Tantra’s elegant series of geometric paintings were inspired by an intimate moonlit scene in the musical The King and I, based on the 1944 novel Anna and the King of Siam. Tantra describes her process as meditative, something which is rooted in her Balinese background, and says that creating a sense of balance in the compositions was key.
Annely Juda Fine Art
Booth BC05
With works by Anthony Caro, Thomas Joshua Cooper, Katsura Funakoshi, Naum Gabo, Alan Green, David Hockney, Leon Kossof, Kasimir Malevich, David Nash, Suzanne Treister, Theo van Doesburg, and François Morellet
Installation view of Annely Juda Fine Art’s booth at Art SG, 2023. Courtesy of Annely Juda Fine Art.

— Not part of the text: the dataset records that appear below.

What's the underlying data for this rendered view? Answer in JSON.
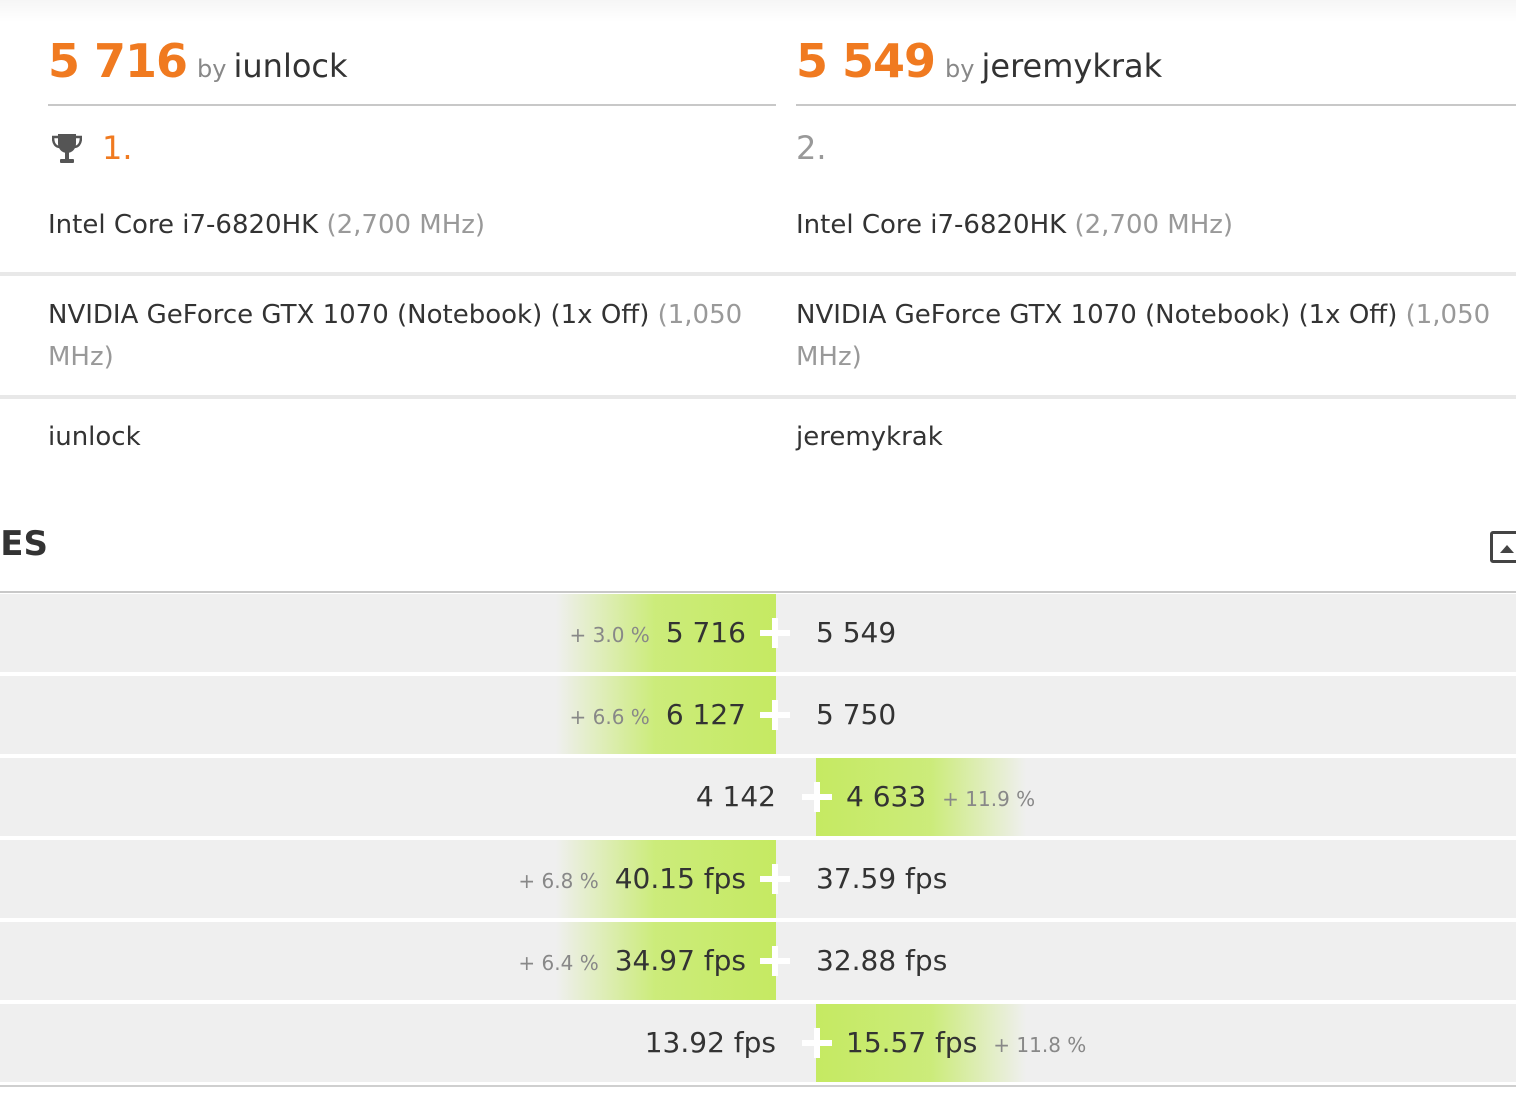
{
  "left": {
    "score": "5 716",
    "by": "by",
    "user": "iunlock",
    "rank": "1.",
    "cpu": "Intel Core i7-6820HK",
    "cpu_freq": "(2,700 MHz)",
    "gpu": "NVIDIA GeForce GTX 1070 (Notebook) (1x Off)",
    "gpu_freq_1": "(1,050",
    "gpu_freq_2": "MHz)",
    "owner": "iunlock"
  },
  "right": {
    "score": "5 549",
    "by": "by",
    "user": "jeremykrak",
    "rank": "2.",
    "cpu": "Intel Core i7-6820HK",
    "cpu_freq": "(2,700 MHz)",
    "gpu": "NVIDIA GeForce GTX 1070 (Notebook) (1x Off)",
    "gpu_freq_1": "(1,050",
    "gpu_freq_2": "MHz)",
    "owner": "jeremykrak"
  },
  "section": {
    "title": "RES"
  },
  "rows": [
    {
      "left": "5 716",
      "right": "5 549",
      "diff": "+ 3.0 %",
      "winner": "left"
    },
    {
      "left": "6 127",
      "right": "5 750",
      "diff": "+ 6.6 %",
      "winner": "left"
    },
    {
      "left": "4 142",
      "right": "4 633",
      "diff": "+ 11.9 %",
      "winner": "right"
    },
    {
      "left": "40.15 fps",
      "right": "37.59 fps",
      "diff": "+ 6.8 %",
      "winner": "left"
    },
    {
      "left": "34.97 fps",
      "right": "32.88 fps",
      "diff": "+ 6.4 %",
      "winner": "left"
    },
    {
      "left": "13.92 fps",
      "right": "15.57 fps",
      "diff": "+ 11.8 %",
      "winner": "right"
    }
  ],
  "colors": {
    "accent": "#f07a20",
    "highlight": "#c5ea62",
    "row_bg": "#efefef"
  },
  "icons": {
    "trophy": "trophy-icon",
    "collapse": "collapse-icon"
  }
}
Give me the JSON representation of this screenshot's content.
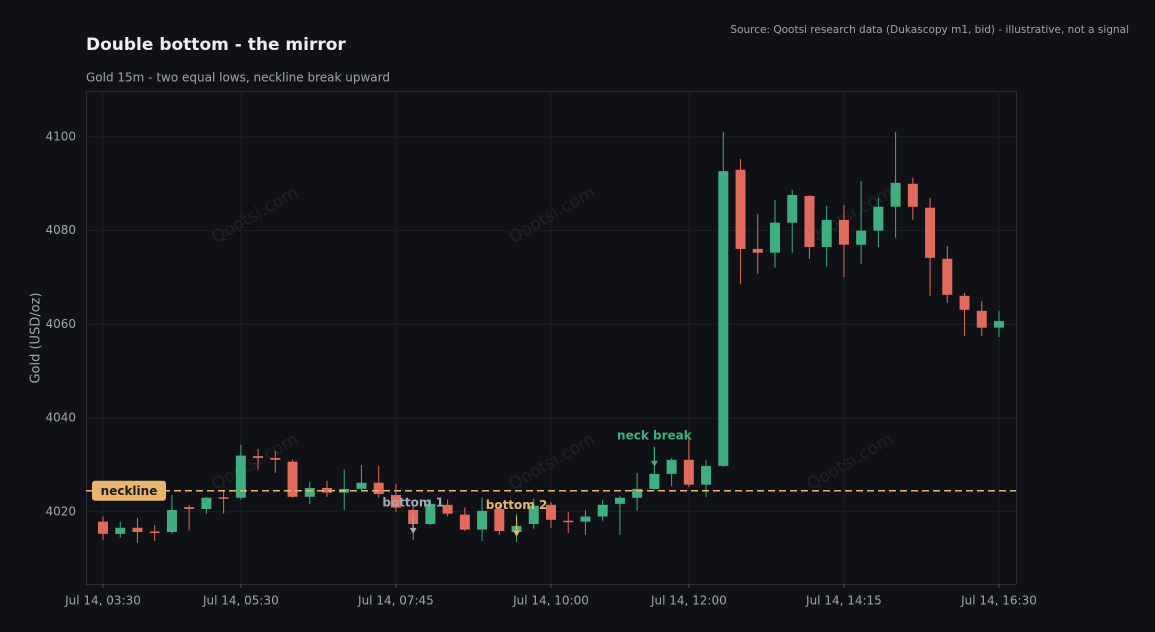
{
  "chart_data": {
    "type": "candlestick",
    "title": "Double bottom - the mirror",
    "subtitle": "Gold 15m - two equal lows, neckline break upward",
    "source": "Source: Qootsi research data (Dukascopy m1, bid) - illustrative, not a signal",
    "y_label": "Gold (USD/oz)",
    "watermark": "Qootsi.com",
    "up_color": "#3fae80",
    "down_color": "#e06a5c",
    "x": [
      210,
      225,
      240,
      255,
      270,
      285,
      300,
      315,
      330,
      345,
      360,
      375,
      390,
      405,
      420,
      435,
      450,
      465,
      480,
      495,
      510,
      525,
      540,
      555,
      570,
      585,
      600,
      615,
      630,
      645,
      660,
      675,
      690,
      705,
      720,
      735,
      750,
      765,
      780,
      795,
      810,
      825,
      840,
      855,
      870,
      885,
      900,
      915,
      930,
      945,
      960,
      975,
      990
    ],
    "open": [
      4017.9,
      4015.3,
      4016.6,
      4015.8,
      4015.7,
      4021.0,
      4020.6,
      4023.1,
      4023.0,
      4031.9,
      4031.5,
      4030.7,
      4023.2,
      4025.1,
      4024.1,
      4024.9,
      4026.2,
      4023.6,
      4020.4,
      4017.4,
      4021.5,
      4019.4,
      4016.2,
      4020.6,
      4015.7,
      4017.4,
      4021.5,
      4018.1,
      4017.9,
      4019.0,
      4021.7,
      4023.0,
      4024.9,
      4028.1,
      4031.1,
      4025.8,
      4029.8,
      4093.0,
      4076.1,
      4075.3,
      4081.7,
      4087.4,
      4076.5,
      4082.3,
      4077.0,
      4080.0,
      4085.1,
      4090.0,
      4084.9,
      4074.0,
      4066.1,
      4062.9,
      4059.3
    ],
    "high": [
      4019.0,
      4017.9,
      4018.7,
      4017.2,
      4023.6,
      4021.5,
      4023.2,
      4024.6,
      4034.3,
      4033.4,
      4033.0,
      4031.1,
      4026.4,
      4026.6,
      4029.0,
      4030.0,
      4029.8,
      4026.0,
      4021.5,
      4022.6,
      4022.6,
      4020.9,
      4023.0,
      4021.5,
      4019.6,
      4022.8,
      4022.1,
      4020.0,
      4020.4,
      4022.6,
      4023.4,
      4028.3,
      4030.4,
      4031.5,
      4036.0,
      4031.1,
      4101.1,
      4095.3,
      4083.6,
      4086.6,
      4088.7,
      4087.6,
      4085.3,
      4085.5,
      4090.6,
      4087.0,
      4101.1,
      4091.3,
      4087.0,
      4076.7,
      4066.7,
      4065.0,
      4062.9
    ],
    "low": [
      4014.0,
      4014.5,
      4013.4,
      4013.8,
      4015.3,
      4016.0,
      4019.6,
      4019.6,
      4022.6,
      4029.0,
      4028.3,
      4023.0,
      4021.7,
      4023.2,
      4020.4,
      4024.3,
      4023.0,
      4020.0,
      4014.0,
      4017.2,
      4019.0,
      4015.9,
      4013.8,
      4015.1,
      4013.6,
      4016.4,
      4016.6,
      4015.5,
      4015.1,
      4018.1,
      4015.1,
      4020.2,
      4024.7,
      4025.5,
      4025.3,
      4023.2,
      4029.6,
      4068.6,
      4070.8,
      4072.1,
      4075.3,
      4074.0,
      4072.3,
      4070.1,
      4072.9,
      4076.5,
      4078.5,
      4082.3,
      4066.1,
      4064.6,
      4057.5,
      4057.5,
      4057.3
    ],
    "close": [
      4015.3,
      4016.6,
      4015.7,
      4015.6,
      4020.4,
      4020.6,
      4023.0,
      4022.8,
      4032.0,
      4031.5,
      4031.1,
      4023.2,
      4025.1,
      4024.1,
      4024.9,
      4026.2,
      4023.8,
      4020.9,
      4017.4,
      4021.7,
      4019.6,
      4016.2,
      4020.2,
      4015.9,
      4017.0,
      4021.3,
      4018.3,
      4017.9,
      4019.0,
      4021.5,
      4023.0,
      4024.9,
      4028.1,
      4031.1,
      4025.8,
      4029.8,
      4092.7,
      4076.1,
      4075.3,
      4081.7,
      4087.6,
      4076.5,
      4082.3,
      4077.0,
      4080.0,
      4085.1,
      4090.2,
      4085.1,
      4074.2,
      4066.3,
      4063.1,
      4059.3,
      4060.7
    ],
    "xlim": [
      195.2,
      1004.8
    ],
    "ylim": [
      4004.6,
      4109.8
    ],
    "xticks": [
      {
        "value": 210,
        "label": "Jul 14, 03:30"
      },
      {
        "value": 330,
        "label": "Jul 14, 05:30"
      },
      {
        "value": 465,
        "label": "Jul 14, 07:45"
      },
      {
        "value": 600,
        "label": "Jul 14, 10:00"
      },
      {
        "value": 720,
        "label": "Jul 14, 12:00"
      },
      {
        "value": 855,
        "label": "Jul 14, 14:15"
      },
      {
        "value": 990,
        "label": "Jul 14, 16:30"
      }
    ],
    "yticks": [
      4020,
      4040,
      4060,
      4080,
      4100
    ],
    "grid": true,
    "hline": {
      "value": 4024.5,
      "label": "neckline",
      "color": "#e8b56e"
    },
    "annotations": [
      {
        "text": "bottom 1",
        "x": 480,
        "y": 4015.3,
        "color": "#a3a8b3"
      },
      {
        "text": "bottom 2",
        "x": 570,
        "y": 4014.7,
        "color": "#e8b56e"
      },
      {
        "text": "neck break",
        "x": 690,
        "y": 4029.6,
        "color": "#3fae80"
      }
    ]
  }
}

London gallery Annely Juda Fine Art has mounted a striking presentation of works by British sculptor David Nash on the exterior of its booth. Working closely with nature, Nash uses trees that have fallen naturally, have been felled for safety purposes, or cut due to disease. His organic sculptures span from sharp-edged velvet black charred oak works perched on a matching black shelf to a precariously sliced redwood sculpture evoking intricate natural rock formations.
Meanwhile, inside the booth, detailed David Hockney drawings are juxtaposed against a hulking, rusted steel Anthony Caro sculpture Three Up (B2714) (2009–10) and a dangling white neon light installation, Gesticulation No.15 (2015), by French artist François Morellet.